Contudo, essa é outra verdade proibida porque serviços de inteligência, especialmente no Brasil, vendem a falsa idéia de que o perfil dos agentes secretos é o de pessoas comuns, desprovidas de dotes e atributos excepcionais, cuja mediocridade os fazem passar despercebidamente. Essa é desinformação produzida para mascarar a inoperância desses órgãos.
Outra mentira ardilosa sobre agentes secretos é a de que eles são forjados nos serviços de inteligência. Tal perfídia, plantada no seio da sociedade, tem enganado e iludido muitos jovens brasileiros, homens e mulheres, incitados ao concurso público para ingresso na ABIN, esperançosos de que irão construir e viver uma carreira profissional de agentes secretos. Porém, infelizmente, o que há no país é uma legião de arapongas e agentes clandestinos, os quais são muitas vezes forjados nessas organizações, pelo diletantismo irresponsável que nelas impera.
Contudo, lembremos que além do perfil ainda há o último requisito para ser agente secreto.
Porém, antes de conhecê-lo, é muito importante reaprender com a própria história nacional a verdade inconteste conhecida desde Sun Tzu, que serviços de inteligência são verdadeiros monstros, na pior acepção da palavra. Só havendo uma única excepcionalidade. Essa é outra verdade proibida de ser dita no Brasil, mas que já foi escancarada ao mundo pelo Coronel Walther Nicolai - 1873/1934 - Chefe do Serviço de Inteligência do Chanceler Bismarck, que disse:
“A Inteligência é um apanágio dos nobres. Confiada a outros, desmorona".
Sempre desmorona. Nunca se esqueça disso. Não, se quiser ser agente secreto.

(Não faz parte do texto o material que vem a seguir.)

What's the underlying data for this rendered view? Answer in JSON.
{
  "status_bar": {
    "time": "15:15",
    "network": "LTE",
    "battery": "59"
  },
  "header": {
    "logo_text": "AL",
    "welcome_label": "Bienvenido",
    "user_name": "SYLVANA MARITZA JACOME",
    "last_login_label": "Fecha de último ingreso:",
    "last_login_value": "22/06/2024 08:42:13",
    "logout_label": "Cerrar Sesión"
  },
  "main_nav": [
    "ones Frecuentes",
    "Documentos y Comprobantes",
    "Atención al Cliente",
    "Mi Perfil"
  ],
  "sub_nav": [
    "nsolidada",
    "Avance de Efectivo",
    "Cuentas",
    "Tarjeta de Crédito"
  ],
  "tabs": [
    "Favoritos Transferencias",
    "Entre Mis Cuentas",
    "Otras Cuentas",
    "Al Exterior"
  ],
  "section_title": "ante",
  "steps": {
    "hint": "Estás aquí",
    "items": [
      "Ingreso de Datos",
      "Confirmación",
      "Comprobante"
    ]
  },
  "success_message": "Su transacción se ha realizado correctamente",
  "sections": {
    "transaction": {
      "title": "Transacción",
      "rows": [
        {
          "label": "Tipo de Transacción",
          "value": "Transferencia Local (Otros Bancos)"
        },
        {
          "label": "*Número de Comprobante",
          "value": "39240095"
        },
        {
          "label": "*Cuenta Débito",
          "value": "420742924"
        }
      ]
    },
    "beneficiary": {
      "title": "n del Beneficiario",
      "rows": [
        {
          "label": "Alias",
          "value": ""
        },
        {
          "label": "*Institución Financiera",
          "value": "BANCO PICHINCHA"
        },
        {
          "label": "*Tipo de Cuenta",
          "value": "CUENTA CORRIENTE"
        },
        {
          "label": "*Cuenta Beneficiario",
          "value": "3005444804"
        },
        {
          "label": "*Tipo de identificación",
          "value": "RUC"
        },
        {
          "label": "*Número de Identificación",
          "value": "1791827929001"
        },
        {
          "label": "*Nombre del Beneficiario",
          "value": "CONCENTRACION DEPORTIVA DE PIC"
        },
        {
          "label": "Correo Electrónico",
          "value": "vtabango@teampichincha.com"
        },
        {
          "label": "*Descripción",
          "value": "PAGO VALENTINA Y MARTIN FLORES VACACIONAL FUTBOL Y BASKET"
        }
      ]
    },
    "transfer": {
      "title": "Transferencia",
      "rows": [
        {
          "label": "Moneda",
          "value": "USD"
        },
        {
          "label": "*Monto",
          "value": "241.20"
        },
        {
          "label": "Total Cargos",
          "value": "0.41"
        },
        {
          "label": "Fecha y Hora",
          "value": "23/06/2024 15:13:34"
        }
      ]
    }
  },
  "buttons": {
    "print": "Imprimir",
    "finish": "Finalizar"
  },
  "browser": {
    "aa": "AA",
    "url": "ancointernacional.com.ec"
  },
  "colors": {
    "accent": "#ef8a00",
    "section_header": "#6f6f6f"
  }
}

Isso porque serviços de inteligência que se esquecem disso se tornam monstruosidades de corrupção. E a maioria é assim. Por isso, na atividade de inteligência só há dois tipos de profissionais: os corruptos e os que “vão prá guerra”. E a maioria não “vai prá guerra”
Também, nunca se esqueça disso. Porque será mera questão de tempo para serviços de inteligência corruptos te vitimarem. E nada, nem ninguém, fará qualquer coisa por você, que será abandonado, cairá em desgraça, ou morrerá.
Portanto, ainda tem certeza que você quer ser agente secreto?
Porque, se tiver, o último requisito é ter que tomar uma decisão de vida muito difícil e dolorosa, com um ônus altíssimo para você e para os seus entes queridos.
E é nesse ponto de inflexão que a maioria das pouquíssimas pessoas que possuem o perfil para agente secreto desiste.
Agentes secretos têm de tomar a decisão de viver, por toda a vida, completamente só, sem família, sem amigos, e em local desconhecido.
Evidentemente, que todo esse sacrifício tem uma contrapartida mais que compensadora. Pelo menos, assim pensam os agentes secretos.
Mas, você não precisa ser um deles.
Afinal, a esmagadora maioria dos que atuam na atividade de inteligência prefere a mediocridade de ser no máximo um excelente servidor público burocrata.